Isolation and characterization of a transforming growth factor-β Type II receptor cDNA from Xenopus laevis

Abstract

Transforming Growth Factor-β (TGF-β) and their receptors have been characterized from many organisms. Two TGF-β signaling receptors called Type I and II have been described for various ligands of the superfamily from organisms ranging from Drosophila to humans. In Xenopus laevis, TGF-β2 and 5 have been reported and presumably, play important roles during early development. Several Type I and type II receptors for many ligands of the TGF-β superfamily except TGF-β type II receptor (TβIIR), have been characterized in Xenopus laevis. A chemical cross linking experiment using iodinated TGF-β1 and -β5, revealed four specific binding proteins on XTC cells. In order to understand the TGF-β involvement during Xenopus development, a TGF-β type II receptor (XTβIIR) has been isolated from a XTC cDNA library. XTβIIR was a partial cDNA lacking a portion of the signal peptide.

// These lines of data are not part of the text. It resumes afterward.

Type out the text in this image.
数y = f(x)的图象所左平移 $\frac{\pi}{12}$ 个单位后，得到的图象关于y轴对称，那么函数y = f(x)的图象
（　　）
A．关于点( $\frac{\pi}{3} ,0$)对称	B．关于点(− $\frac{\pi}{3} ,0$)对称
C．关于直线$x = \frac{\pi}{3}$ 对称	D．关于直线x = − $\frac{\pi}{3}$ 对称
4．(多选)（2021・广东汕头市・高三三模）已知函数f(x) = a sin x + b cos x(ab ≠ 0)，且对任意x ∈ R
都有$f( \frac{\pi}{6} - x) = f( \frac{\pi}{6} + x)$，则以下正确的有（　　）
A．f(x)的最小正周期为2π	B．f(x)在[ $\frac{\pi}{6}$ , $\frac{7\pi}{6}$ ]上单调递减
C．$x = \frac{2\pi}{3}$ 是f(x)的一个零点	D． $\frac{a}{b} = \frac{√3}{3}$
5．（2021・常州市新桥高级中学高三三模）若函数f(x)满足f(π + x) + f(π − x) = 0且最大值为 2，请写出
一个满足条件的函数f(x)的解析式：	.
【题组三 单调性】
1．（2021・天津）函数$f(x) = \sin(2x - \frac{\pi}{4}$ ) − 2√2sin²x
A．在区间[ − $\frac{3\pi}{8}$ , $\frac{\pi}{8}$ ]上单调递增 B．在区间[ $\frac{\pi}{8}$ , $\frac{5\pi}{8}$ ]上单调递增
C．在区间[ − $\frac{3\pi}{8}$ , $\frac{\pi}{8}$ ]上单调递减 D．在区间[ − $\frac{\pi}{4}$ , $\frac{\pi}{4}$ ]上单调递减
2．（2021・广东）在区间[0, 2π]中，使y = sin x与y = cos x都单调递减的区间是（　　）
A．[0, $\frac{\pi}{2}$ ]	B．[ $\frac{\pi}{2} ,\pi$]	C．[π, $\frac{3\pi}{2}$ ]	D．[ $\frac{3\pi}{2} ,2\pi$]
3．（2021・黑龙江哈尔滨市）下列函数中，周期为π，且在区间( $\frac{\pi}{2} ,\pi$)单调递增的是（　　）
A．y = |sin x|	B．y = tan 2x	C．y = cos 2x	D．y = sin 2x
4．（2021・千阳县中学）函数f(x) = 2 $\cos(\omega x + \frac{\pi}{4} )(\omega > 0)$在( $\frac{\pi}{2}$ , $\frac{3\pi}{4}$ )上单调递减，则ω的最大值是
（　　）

The sequence analysis and homology comparison with the human TβIIR revealed 67% amino acid similarity in the extra cellular domain, 60% similarity in the transmembrane domain and 87% similarity in the cytoplasmic kinase domain, suggesting that XTβIIR is a putative TGF-β type II receptor. In addition, the consensus amino acid motif for serine threonine receptor kinases was also present. Further, a dominant negative expression construct lacking the cytoplasmic kinase domain (engineered with the signal peptide from human TGF-β type II receptor), was able to abolish TGF-β mediated induction of a luciferase reporter plasmid, in a transient cell transfection assay. This substantiates the notion that XTβIIR cDNA can act as a receptor for TGF-β. RT-PCR analysis using RNA isolated from various developmental stages of Xenopus laevis revealed expression of this gene in all the early stages of development and in the adult organs, except in stages 46/48.